History comes full circle for Aunt Phil!

History comes full circle
The family of Jacob Marunenko, known to Anchorage as “Russian Jack” holds a painting of their ancestor that hangs in the Wells Fargo Russian Jack branch. From left: Sergei Marunenko, Tanya Malinovskiy, Olga Marunenko and Gregori Marunenko.

A crazy thing recently happened that I must share with you awesome Alaska history fans. One of my weekly TV shows led to a voyage of discovery for a family from California this past week. History comes full circle!

Tanya Malinovskiy from Roseville, California, reached out to me after she saw my Story Time with Aunt Phil segment on “Russian Jack,” which aired on Anchorage CBS affiliate KTVA Channel 11 Daybreak show in November 2017. When she learned that our Russian Jack, an Anchorage pioneer who arrived here back when Anchorage was just starting out in 1915 was Jacob Marunenko, she exclaimed, “That’s my great-grandfather!”

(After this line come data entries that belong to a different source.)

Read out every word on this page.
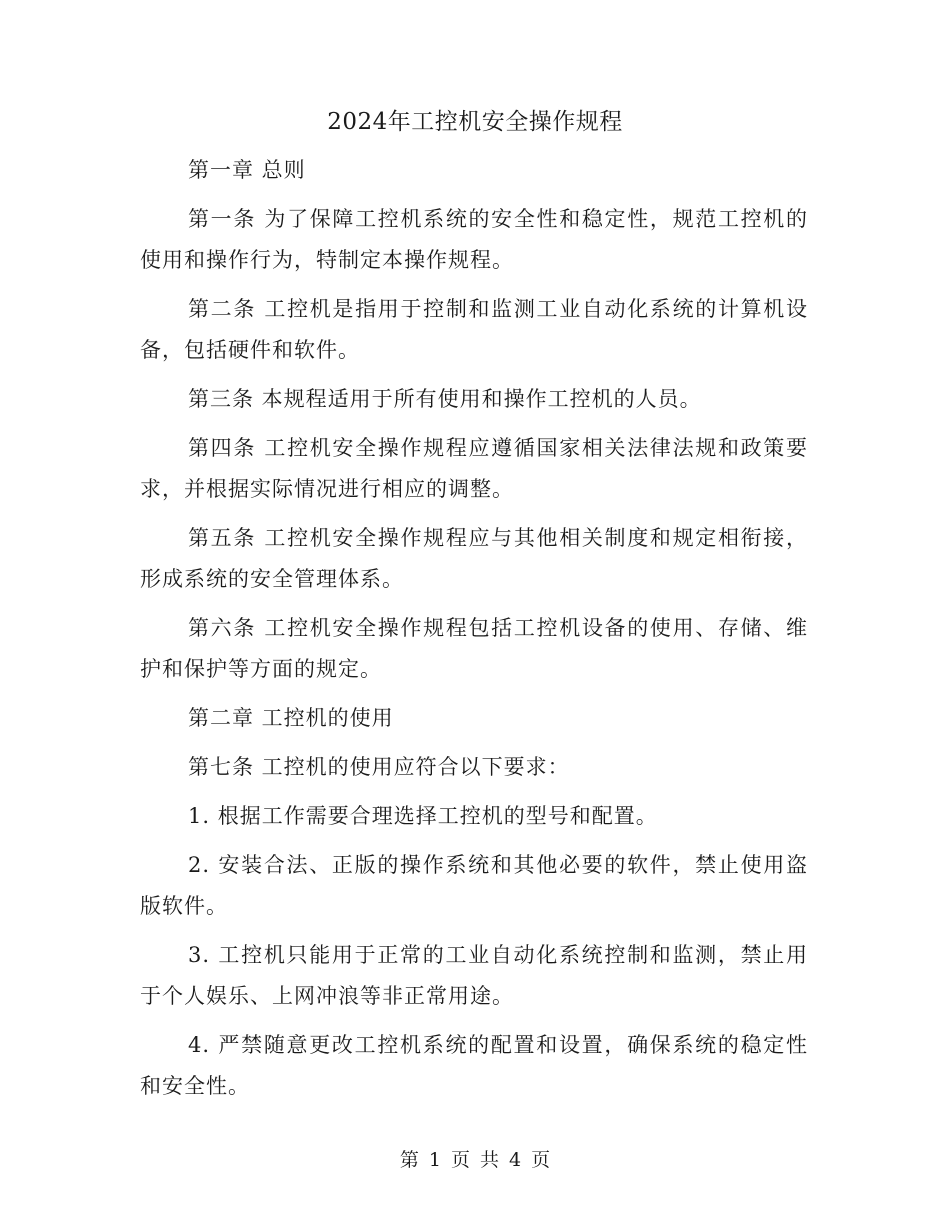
2024年工控机安全操作规程

第一章 总则

第一条 为了保障工控机系统的安全性和稳定性，规范工控机的使用和操作行为，特制定本操作规程。

第二条 工控机是指用于控制和监测工业自动化系统的计算机设备，包括硬件和软件。

第三条 本规程适用于所有使用和操作工控机的人员。

第四条 工控机安全操作规程应遵循国家相关法律法规和政策要求，并根据实际情况进行相应的调整。

第五条 工控机安全操作规程应与其他相关制度和规定相衔接，形成系统的安全管理体系。

第六条 工控机安全操作规程包括工控机设备的使用、存储、维护和保护等方面的规定。

第二章 工控机的使用

第七条 工控机的使用应符合以下要求：

1. 根据工作需要合理选择工控机的型号和配置。

2. 安装合法、正版的操作系统和其他必要的软件，禁止使用盗版软件。

3. 工控机只能用于正常的工业自动化系统控制和监测，禁止用于个人娱乐、上网冲浪等非正常用途。

4. 严禁随意更改工控机系统的配置和设置，确保系统的稳定性和安全性。

第 1 页 共 4 页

She shared with me that her Ukrainian family had lost all contact with Jacob after he left his home country in 1910 to find a better life in America. Tanya explained that the family never talked about him, because at that time if anyone said they had a relative in the United States the entire family would suffer at the hands of the Ukrainian government – they might even be killed.

When she saw my story on YouTube, Click here to watch video she knew she had to come to Anchorage to see what sort of a town would love her great-grandfather so much that it named a beautiful park, elementary school, bank branch, street and apartment building after him.

On Sept. 12, I had the honor of meeting Tanya and her family – 78-year-old father Gregori, brother Sergie and sister Olga – and introducing them to Bruce Merrell, now-retired ZJ Loussac Public Library Alaska reference librarian who has extensively researched Russian Jack’s past. Bruce shared many documents and pieces of their long-lost puzzle about Jack’s life after he left Ukraine.

Bruce and I then led them to Russian Jack Springs Park. A KTVA Channel 11 crew filmed this emotional visit as we all watched Russian Jack’s grandson and great-grandchildren walk around the property that Jacob had once homesteaded. Jacob, who changed his name to Jack Marchin, had earned a living chopping down trees and selling wood and operating a still and selling moonshine on this piece of land that now is a 320-acre park that welcomes Anchorage residents with a golf course, greenhouse, ski trails and meeting chalet.

They also visited a Wells Fargo bank branch named for Russian Jack and held a replica of a painting of their famous relative that proudly hangs on the wall of the bank manager’s office. Two other crowning points of the family’s visit included sharing Russian Jack’s life with third-, fourth- and fifth-grade classes at the elementary school that bears his name. After I shared a bit about the early Anchorage that met Jack’s eyes at the turn-of-the-last century, Tanya told the children about Jack’s life in Ukraine and how his descendants immigrated to America in the 1980s and 1990s and how much they love the United States. The children sang their school song for the family, which brought tears to grandson Gregori’s eyes.

We then made our way to Anchorage City Hall, where Mayor Ethan Berkowitz greeted them and visited with the family. He pinned each member of Russian Jack’s family with Anchorage’s official anchor pin. That evening KTVA 11 aired a short news story about the family’s story, which originally was to be a longer clip but Hurricane Florence news overshadowed the news cycle. Click here to watch the news clip

The family left Anchorage with the knowledge that even though Jacob had been lost to them, he had found an entire community that loved him, and following his death in 1973, had perpetuated his memory for future generations.

As a side note, Bruce Merrell shared with me a bit of stunning news. He had been trained as an Alaska reference librarian by my Aunt Phil (Phyllis Downing Carlson) and had taken her job when she retired in the 1980s. As he was cleaning out his/her desk a few years later, he found an index card on which Aunt Phil had written Russian Jack’s real name and his address in California where he had moved in the late 1950s.

That information is what led him to research the life of our “Russian Jack.” Bruce shared his research with me in 2008 so I could write about Jack in the fourth book of my Aunt Phil’s Trunk Alaska history series.

So the story of Russian Jack has come full circle for me. My Aunt Phil had a hand in jumpstarting research that gathered missing parts of a puzzle about Jack’s life. And modern-day Aunt Phil’s little TV show helped bring together those puzzle pieces to answer questions for Jack’s family.

My books’ slogan, “Bringing Alaska’s history alive,” has even more meaning for me now!